Ces actes intentionnels de génocide ne rappellent-ils pas le nazisme ? Gaza n’est plus seulement un camp de concentration, comme on dit couramment, c’est un camp d’extermination.
Une comparaison entre le ghetto de Gaza et le ghetto juif sous le nazisme pourrait engendrer un débat sur les diverses entreprises génocidaires de l’histoire. Mais ce débat ne porterait pas sur l’essentiel.
Au-delà des différences, le trait commun de tous les types de génocides, c’est leur insondable cruauté, leur vertigineuse inhumanité.
Ces actes d’anéantissement sont si aberrants, si sidérants, que nous restons sans voix. La parole et la raison sont paralysées, bloquées, figées par le caractère apocalyptique de cette annihilation inouïe d’êtres humains.
Il est naturel de vouloir détourner les yeux de tout cela (et par « cela », j’entends tout ce qui est trop obscène et répugnant pour qu’on y pense plus d’une seconde). Mais le désarroi suscité par cette comparaison « sacrilège » n’est rien à côté de l’agonie des victimes actuelles – les Palestiniens assiégés.

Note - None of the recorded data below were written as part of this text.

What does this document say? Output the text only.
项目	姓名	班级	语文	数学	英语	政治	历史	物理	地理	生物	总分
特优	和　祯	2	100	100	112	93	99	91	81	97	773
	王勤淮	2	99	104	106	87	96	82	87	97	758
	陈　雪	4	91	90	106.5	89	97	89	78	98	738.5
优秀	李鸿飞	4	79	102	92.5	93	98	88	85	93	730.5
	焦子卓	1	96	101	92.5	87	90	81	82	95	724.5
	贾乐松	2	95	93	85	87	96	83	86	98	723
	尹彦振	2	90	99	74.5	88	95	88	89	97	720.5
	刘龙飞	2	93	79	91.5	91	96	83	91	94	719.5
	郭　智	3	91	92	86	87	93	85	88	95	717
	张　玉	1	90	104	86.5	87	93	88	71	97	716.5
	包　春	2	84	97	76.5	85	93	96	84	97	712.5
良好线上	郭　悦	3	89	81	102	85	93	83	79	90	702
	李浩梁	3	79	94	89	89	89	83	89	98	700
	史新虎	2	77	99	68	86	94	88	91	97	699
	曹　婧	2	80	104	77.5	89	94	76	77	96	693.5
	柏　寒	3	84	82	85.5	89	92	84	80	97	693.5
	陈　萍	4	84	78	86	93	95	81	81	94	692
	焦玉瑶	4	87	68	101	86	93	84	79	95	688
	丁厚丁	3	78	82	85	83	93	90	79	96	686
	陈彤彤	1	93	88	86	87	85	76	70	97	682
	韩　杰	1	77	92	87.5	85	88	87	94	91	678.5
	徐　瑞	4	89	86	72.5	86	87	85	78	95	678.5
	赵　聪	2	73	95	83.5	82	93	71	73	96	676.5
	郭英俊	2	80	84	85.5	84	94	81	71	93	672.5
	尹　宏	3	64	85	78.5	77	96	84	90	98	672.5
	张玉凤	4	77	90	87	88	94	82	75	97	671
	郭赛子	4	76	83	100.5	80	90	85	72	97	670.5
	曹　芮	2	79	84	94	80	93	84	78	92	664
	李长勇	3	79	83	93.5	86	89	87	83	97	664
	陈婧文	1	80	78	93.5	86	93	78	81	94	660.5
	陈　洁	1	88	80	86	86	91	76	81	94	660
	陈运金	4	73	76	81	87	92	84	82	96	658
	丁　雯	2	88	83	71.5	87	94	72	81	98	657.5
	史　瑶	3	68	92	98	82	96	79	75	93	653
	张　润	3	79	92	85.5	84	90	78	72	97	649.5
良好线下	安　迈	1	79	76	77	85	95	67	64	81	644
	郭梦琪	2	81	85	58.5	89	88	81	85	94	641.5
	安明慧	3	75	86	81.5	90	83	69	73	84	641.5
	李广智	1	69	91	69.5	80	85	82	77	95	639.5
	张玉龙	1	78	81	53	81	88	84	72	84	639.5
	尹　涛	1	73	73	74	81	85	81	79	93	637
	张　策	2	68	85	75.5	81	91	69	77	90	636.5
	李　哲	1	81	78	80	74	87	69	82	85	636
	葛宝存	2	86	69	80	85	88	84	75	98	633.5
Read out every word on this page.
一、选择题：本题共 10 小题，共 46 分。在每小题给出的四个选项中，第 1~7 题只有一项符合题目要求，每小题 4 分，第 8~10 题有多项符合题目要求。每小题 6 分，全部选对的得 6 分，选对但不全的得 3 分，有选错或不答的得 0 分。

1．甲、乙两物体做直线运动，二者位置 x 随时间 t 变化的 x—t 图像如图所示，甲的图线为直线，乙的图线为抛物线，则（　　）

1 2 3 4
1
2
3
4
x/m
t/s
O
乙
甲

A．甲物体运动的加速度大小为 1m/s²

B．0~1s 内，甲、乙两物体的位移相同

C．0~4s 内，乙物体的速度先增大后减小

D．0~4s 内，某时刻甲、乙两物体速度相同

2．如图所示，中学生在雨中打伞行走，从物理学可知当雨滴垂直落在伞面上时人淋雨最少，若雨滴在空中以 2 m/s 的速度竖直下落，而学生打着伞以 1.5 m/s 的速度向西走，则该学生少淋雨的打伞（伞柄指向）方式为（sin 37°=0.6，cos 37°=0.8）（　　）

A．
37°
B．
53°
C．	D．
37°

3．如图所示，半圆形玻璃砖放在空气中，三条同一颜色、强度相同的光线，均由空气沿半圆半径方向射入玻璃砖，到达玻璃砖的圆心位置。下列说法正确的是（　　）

Leur agonie ne disparaîtra pas simplement parce que nous détournons le regard et refusons d’affronter la comparaison. Le malaise que suscite cette comparaison serait-il atténué si on pensait pouvoir, en l’exprimant publiquement et avec force, susciter de l’espoir, contribuer à arrêter le carnage et à empêcher un génocide total ?
Pour moi, mettre en avant cette comparaison a une grande valeur politique et morale justement parce que la douleur viscérale qu’une telle analogie provoque peut engendrer une forme salutaire de remise en question chez un public en conflit avec lui-même, complaisant ou indifférent.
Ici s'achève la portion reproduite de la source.